Out of our gratitude for His grace, we are compelled to do something about it. We often take uncharted paths, letting go, surrendering, trusting, and knowing that we don't have to do the heavy lifting. In a sense, faith in action is a lot like working in the garden. No matter how hard I work in my garden, my efforts alone don’t force plants to grow. I do my part by carefully planting, watering, fertilizing, and pruning — and then I wait and trust that God will do His part to cause the growth.
There’s balance in the garden. Beautiful, life-giving balance. Do you know how to grow big, fluffy, beautiful peonies?
You dig into the soil, place the bulbs in the ground with some nutrients, and besides watering in the hot months... you simply wait.
You take a leap of faith — and you let God do His thing.
You trust that God will provide sun and water and the earthworms to aerate the soil. You trust that when the plant loses its greenery in winter, it’s for a reason — to let that energy go somewhere else. The bulb is smart. It knows that it needs to rest and transform and store up energy for spring. And when that bulb finally sprouts again after the frost lifts and the blooms unfurl, you get to enjoy the ruffled petals and marvel at what stepping into the dirt and trusting God can do.
So neither the one who plants nor the one who waters is anything, but only God, who makes things grow. — 1 Corinthians 3:7 NIV
We can’t do it alone, but we have an important role to play. We plant and trust. It’s a choice we make — a combination of action (planting) and faith (trusting) — that moves the results out of our hands and into God’s.
Cultivate It
Read Psalm 104:14. What do you learn from this verse about God’s role in the process of cultivating? What is our role?
Abide in the Vine
In John 15, Jesus used a vivid picture of cultivating a vine to illustrate our need for Him:
I am the true vine, and My Father is the vinedresser.
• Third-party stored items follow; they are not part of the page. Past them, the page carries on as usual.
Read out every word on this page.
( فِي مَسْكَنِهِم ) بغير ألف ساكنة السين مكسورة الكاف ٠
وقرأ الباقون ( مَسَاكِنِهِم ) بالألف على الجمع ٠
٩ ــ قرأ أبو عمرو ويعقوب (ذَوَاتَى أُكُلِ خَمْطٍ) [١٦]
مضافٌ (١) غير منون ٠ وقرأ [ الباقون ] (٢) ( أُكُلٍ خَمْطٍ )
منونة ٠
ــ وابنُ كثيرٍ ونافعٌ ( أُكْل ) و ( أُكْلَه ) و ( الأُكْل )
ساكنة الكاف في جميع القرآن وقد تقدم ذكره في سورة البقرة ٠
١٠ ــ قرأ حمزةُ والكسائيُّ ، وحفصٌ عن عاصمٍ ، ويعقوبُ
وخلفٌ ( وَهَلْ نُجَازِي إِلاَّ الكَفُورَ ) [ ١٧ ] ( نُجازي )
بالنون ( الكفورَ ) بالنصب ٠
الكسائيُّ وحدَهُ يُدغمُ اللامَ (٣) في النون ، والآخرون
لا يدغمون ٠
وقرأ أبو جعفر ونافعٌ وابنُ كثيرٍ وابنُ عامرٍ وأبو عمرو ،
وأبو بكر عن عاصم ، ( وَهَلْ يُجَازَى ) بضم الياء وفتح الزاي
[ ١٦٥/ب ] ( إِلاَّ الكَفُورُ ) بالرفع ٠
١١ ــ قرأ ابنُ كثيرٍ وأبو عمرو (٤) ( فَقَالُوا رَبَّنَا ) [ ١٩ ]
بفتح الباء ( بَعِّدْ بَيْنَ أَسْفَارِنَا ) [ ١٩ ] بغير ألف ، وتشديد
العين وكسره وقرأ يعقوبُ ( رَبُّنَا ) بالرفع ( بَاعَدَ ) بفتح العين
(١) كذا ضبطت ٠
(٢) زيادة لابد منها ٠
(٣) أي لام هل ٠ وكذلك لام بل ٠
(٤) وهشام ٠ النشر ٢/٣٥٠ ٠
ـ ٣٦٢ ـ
Every branch in Me that does not bear fruit He takes away, and every branch that does bear fruit He prunes, that it may bear more fruit... Abide in Me, and I in you. As the branch cannot bear fruit by itself, unless it abides in the vine, neither can you, unless you abide in Me. I am the vine; you are the branches. Whoever abides in Me and I in him, he it is that bears much fruit, for apart from Me you can do nothing. — John 15:1-2, John 15:4-5
A branch of a vine cannot bear fruit unless it abides in — or is in close connection with — the vine. A branch will thrive only when it is able to receive the nourishment of the vine. Likewise, we cannot bear any real, lasting fruit in our lives unless we also abide in — or maintain a close relationship with — Him.
Friend, this is a powerful truth.
We can’t grow anything good without God, and there is freedom in knowing we don’t have to grow good things on our own. And there’s freedom to take leaps of faith because we know who is lifting us up as we leap!